Servet katlayanlar ve geçim sıkıntısından bunalanlar tablosu karşımızda. İtibar görenlerden bazıları da zenginleri işaret edip, "Restoranlar dolu, herkeste o bıçim cep telefonu!" yollu lâflarla geçim sıkıntısından bunalanları iyice kızdırıyor.
***
Bu tabloyu tersine döndürmek ve Çanakkale Ruhu'nu yakalamak mümkün mü?
Elbette mümkün.
İnancımız ümitsizliği yasaklıyor.
Bir çıkış yolu mutlaka vardır.
Galiba öncelikle fert fert beklenti ve korkularımızdan büyük ölçüde arınmamız gerekiyor. İhlâs’la edilen dualara ihtiyacımız var.

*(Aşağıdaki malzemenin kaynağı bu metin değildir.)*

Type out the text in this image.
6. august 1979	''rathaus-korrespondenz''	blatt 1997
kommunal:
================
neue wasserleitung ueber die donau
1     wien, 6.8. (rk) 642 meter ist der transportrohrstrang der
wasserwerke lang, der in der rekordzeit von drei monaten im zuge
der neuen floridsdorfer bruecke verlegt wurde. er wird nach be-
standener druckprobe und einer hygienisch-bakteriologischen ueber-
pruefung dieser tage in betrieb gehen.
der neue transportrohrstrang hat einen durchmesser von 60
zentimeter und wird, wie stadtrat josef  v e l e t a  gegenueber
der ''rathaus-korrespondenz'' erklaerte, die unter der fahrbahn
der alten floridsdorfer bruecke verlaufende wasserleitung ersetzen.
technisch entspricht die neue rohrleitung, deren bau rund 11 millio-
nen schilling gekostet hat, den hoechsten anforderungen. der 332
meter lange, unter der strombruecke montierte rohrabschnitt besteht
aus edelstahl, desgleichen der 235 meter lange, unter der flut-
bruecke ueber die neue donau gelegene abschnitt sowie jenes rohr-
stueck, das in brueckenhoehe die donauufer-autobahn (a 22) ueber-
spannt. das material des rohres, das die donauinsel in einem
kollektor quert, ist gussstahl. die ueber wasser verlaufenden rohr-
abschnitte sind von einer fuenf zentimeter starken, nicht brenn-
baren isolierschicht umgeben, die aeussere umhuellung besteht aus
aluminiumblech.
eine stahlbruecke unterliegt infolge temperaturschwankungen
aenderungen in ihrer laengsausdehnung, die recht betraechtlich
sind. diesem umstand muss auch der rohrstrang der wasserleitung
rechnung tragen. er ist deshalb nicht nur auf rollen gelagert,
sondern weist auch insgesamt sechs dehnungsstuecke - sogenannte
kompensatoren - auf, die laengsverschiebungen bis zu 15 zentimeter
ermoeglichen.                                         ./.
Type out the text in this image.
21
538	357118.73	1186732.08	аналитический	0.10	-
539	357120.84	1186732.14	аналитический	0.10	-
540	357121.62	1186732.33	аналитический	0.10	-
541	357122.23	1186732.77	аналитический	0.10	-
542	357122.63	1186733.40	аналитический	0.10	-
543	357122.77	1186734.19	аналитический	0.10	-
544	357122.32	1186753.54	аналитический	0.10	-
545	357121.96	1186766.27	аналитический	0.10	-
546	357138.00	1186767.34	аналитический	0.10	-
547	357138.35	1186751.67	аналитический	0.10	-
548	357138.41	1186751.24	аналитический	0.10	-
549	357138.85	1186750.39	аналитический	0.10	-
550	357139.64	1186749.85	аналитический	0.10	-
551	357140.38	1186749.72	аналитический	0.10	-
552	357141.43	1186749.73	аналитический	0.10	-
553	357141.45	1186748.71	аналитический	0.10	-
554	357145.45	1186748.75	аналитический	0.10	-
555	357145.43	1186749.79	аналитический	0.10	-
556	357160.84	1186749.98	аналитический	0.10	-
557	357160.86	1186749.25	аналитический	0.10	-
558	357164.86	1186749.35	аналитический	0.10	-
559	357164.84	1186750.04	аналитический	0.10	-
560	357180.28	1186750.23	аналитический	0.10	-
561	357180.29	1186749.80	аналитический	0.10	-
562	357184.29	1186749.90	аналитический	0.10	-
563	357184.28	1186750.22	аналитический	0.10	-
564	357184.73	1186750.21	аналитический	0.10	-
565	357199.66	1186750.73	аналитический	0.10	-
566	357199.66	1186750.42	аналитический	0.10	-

İşin içine dünyevi menfaat hesapları girerse dualar etkisiz kalır.
“Dua müminin silahı.
Silahlânmaya devam!” diyoruz.
Fiili dualarımız da gayretlerimiz.
Bizler, olumlu işlere destek vermeye, yanlış yapıldığında da ikaz etmeye devam İnşaAllah.
Tabii, bizler de doğruyu yanlış, yanlışı da doğru gibi görüyor olabiliriz bazı noktalarda…
Bizler de yapıcı eleştirilere açık olacağız.
Her eleştirene kaş kaldırmayacağız!
Hakaret etme, iftira atma, bilmeden konuşma…
İstediğin gibi eleştir!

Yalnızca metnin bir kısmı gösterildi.